Regulating and Certification of a Branch
The Regulations provide provisions for regulating branches and issuance of an establishment certificate for new and existing branches.
As per the Regulations, DMCCA also offers the existing companies to migrate into the DMCC. A company registered in another UAE free zone, in the mainland or even in a foreign jurisdiction has the opportunity to relocate its business to the DMCC by keeping its corporate identity. However, it should be noted that migration into the DMCC will only be possible if the exiting jurisdiction acknowledges and recognizes the possibility to migrate into another jurisdiction. To successfully migrate into the DMCC, the company will require a no-objection certificate from its Registrar. Currently in the UAE, only the Jebel Ali Free Zone, the Dubai Airport Free Zone and Dubai South are offering such a possibility. The same aforementioned conditions apply if a company wants to migrate out of the DMCC into another jurisdiction. The Regulation 18 states that a Non-DMCC Entity may if authorized by the laws and regulations of the jurisdiction in which it was formed, make a Continuation Application to the Registrar for it to continue as a Company.
In summary, these Regulations recognize the following types of entities: (a) Companies; and (b) Branches. A Non-DMCC Entity will be recognized as a Company under these Regulations upon its transfer to the DMCC Free Zone in accordance with Regulation 18. A person is only permitted to conduct business operations in or from the DMCC Free Zone if the Registrar has issued to that person: (a) a Certificate of Registration (in the case of a Company) or Certificate of Establishment (in the case of a Branch); and (b) a License (unless the person is an Exempt Entity), in each case as provided for in these Regulations and the Licensing Rules. Each DMCC Entity must unless exempted by DMCCA, at all times maintain a valid License and comply with the terms and requirements as set out in the Licensing Rules.

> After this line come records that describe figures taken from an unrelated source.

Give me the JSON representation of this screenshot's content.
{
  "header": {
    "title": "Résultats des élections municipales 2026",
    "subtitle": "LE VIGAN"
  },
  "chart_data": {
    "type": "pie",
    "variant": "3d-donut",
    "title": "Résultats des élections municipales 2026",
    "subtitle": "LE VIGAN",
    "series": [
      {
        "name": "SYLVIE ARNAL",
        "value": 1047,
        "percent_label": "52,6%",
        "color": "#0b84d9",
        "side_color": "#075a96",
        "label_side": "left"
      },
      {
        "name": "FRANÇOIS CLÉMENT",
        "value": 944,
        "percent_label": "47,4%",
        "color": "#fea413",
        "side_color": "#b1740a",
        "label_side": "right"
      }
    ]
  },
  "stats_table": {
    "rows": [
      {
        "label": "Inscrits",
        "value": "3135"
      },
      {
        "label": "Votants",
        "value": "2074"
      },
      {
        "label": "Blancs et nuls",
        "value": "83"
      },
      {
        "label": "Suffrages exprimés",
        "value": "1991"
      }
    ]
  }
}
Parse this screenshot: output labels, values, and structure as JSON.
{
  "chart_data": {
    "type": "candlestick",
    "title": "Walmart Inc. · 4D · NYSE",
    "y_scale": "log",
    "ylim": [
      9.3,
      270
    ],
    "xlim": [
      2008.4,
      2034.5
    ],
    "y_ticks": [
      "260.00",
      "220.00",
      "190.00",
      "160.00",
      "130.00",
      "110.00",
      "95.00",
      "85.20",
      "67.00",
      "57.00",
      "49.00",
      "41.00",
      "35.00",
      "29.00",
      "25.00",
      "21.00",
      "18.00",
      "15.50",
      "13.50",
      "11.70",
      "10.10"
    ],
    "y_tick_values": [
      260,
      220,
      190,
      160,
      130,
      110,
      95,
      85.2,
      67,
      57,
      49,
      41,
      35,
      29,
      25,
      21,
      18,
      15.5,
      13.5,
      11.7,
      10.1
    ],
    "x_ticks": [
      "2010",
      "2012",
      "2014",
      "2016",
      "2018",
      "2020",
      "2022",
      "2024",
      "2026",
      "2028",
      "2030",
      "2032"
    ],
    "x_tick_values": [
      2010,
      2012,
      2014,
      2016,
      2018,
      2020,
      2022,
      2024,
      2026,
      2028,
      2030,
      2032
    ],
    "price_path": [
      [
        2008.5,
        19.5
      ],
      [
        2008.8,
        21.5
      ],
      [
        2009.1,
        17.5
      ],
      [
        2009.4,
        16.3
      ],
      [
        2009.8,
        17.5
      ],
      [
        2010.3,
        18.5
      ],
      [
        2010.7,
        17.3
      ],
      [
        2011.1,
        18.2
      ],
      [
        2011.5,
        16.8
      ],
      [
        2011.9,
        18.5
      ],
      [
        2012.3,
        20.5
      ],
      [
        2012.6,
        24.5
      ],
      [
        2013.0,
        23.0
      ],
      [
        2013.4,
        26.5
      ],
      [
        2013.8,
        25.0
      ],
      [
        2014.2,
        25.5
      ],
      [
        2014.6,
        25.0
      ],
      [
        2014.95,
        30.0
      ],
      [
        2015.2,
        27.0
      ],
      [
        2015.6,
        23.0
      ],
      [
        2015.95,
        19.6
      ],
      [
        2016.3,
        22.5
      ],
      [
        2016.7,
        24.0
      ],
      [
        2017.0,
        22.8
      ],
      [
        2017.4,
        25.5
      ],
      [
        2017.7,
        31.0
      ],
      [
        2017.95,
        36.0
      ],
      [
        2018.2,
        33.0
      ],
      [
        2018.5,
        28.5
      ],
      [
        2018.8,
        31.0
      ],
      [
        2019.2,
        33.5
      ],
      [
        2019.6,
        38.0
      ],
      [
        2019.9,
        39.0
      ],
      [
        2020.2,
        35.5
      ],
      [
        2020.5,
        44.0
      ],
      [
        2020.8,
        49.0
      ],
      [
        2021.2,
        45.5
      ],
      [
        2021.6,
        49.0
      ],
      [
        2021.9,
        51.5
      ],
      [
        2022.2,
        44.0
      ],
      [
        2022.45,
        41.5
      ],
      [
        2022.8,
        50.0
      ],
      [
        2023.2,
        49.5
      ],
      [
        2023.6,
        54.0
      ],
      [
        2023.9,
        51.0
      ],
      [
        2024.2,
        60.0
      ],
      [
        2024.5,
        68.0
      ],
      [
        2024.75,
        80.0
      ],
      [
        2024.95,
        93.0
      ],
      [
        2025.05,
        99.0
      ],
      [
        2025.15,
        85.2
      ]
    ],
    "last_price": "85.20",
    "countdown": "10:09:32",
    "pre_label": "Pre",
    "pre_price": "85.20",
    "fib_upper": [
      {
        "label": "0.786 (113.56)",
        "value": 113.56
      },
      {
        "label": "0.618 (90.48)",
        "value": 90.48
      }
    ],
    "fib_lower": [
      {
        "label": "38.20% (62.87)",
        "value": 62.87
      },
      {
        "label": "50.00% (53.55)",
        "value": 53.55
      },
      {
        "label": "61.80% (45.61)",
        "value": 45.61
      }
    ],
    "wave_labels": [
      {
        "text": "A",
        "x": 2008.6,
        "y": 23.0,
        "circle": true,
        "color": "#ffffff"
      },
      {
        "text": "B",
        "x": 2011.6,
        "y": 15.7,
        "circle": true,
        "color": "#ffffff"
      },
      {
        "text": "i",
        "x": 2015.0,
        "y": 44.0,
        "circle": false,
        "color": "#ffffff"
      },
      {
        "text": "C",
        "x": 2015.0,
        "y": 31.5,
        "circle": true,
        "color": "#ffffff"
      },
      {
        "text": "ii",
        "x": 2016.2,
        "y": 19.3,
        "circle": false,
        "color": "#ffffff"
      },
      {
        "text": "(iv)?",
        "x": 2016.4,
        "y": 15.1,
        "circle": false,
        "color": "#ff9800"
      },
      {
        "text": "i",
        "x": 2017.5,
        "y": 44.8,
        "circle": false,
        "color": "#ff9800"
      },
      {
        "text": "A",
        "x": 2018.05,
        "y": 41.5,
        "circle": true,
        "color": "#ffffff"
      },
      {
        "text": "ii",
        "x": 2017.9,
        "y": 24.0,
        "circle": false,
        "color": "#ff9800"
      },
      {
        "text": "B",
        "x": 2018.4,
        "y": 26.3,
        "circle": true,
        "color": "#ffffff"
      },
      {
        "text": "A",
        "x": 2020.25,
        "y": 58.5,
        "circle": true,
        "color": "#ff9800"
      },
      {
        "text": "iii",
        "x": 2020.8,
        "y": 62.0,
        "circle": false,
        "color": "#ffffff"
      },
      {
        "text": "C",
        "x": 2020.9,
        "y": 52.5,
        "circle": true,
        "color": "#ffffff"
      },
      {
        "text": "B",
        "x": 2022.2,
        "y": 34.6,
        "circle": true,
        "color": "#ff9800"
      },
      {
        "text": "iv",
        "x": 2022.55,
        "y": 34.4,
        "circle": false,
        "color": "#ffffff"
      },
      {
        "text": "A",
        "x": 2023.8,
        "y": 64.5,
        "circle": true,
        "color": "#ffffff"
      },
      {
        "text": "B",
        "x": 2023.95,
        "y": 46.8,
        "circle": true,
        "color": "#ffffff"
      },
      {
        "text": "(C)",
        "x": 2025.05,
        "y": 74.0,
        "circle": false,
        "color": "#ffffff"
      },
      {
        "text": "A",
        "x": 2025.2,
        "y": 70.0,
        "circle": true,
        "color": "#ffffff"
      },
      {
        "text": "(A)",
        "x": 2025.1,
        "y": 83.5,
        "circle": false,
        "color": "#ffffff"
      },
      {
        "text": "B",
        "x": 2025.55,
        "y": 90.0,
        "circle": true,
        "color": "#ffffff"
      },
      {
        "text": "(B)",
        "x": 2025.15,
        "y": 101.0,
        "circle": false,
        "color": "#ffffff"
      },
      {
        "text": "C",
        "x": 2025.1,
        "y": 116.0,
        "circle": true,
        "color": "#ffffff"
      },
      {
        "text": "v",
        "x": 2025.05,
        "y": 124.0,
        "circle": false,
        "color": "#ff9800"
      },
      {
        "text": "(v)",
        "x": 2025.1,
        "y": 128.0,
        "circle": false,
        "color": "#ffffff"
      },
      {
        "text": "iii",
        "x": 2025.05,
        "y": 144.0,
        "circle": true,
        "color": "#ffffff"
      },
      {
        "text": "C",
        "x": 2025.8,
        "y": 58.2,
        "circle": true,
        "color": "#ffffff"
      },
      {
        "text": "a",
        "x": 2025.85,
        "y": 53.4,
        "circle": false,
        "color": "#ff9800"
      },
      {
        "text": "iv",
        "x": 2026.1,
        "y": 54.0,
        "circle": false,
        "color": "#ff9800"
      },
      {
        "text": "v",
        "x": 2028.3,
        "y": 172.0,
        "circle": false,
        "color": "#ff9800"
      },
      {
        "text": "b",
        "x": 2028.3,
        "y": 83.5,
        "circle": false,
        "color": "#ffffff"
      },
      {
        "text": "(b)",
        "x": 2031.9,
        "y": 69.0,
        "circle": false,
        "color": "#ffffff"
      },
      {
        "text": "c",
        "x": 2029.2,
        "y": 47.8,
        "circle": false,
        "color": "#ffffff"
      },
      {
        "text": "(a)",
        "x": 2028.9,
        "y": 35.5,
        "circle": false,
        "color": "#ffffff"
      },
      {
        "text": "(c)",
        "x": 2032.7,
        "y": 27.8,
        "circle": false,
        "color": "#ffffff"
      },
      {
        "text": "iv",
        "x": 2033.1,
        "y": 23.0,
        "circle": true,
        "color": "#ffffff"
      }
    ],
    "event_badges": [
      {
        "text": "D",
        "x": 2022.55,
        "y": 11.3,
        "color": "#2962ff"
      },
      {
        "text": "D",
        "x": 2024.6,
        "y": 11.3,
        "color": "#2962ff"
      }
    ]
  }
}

The Regulations clarify for the avoidance of doubt, the provisions of Federal Law No. 2 of 2015 Concerning Commercial Companies do not apply to any DMCC Entity.
Immediate action to be taken:
Each company must within twenty-four months from the date the Regulations come into force (or such other period as may be agreed with the Registrar), amend its Articles to the extent that the provisions of its Articles are contrary to or inconsistent with these Regulations.
The Regulations provide the investors to benefit from a more robust commercial and regulatory framework governing the operations and management of the company in the free zone. The Regulations provide clarity on matters that raised questions in the past, especially about the tasks and responsibilities of officeholders. Howbeit, there are areas of ambiguity that need to be clarified through the actual implementation of the Regulations by the DMCCA. The Regulations are indicative of the commitment to provide companies with a seamless ability to set up and grow their operations. Furthermore, the possibility to adopt own Articles of Association along with the potential to issue different types of shares will provide the companies with greater flexibility to structure their shareholding, attract new investors and expand their business.
According to the DMCC figures, over seven new businesses are established in DMCC per day. The DMCCA is confident that, along with their location, infrastructure and service, the Regulations will also aid in increasing the number of businesses incorporated in DMCC.
The content of this article is intended to provide a general guide to the subject matter. Specialist advice should be sought about your specific circumstances.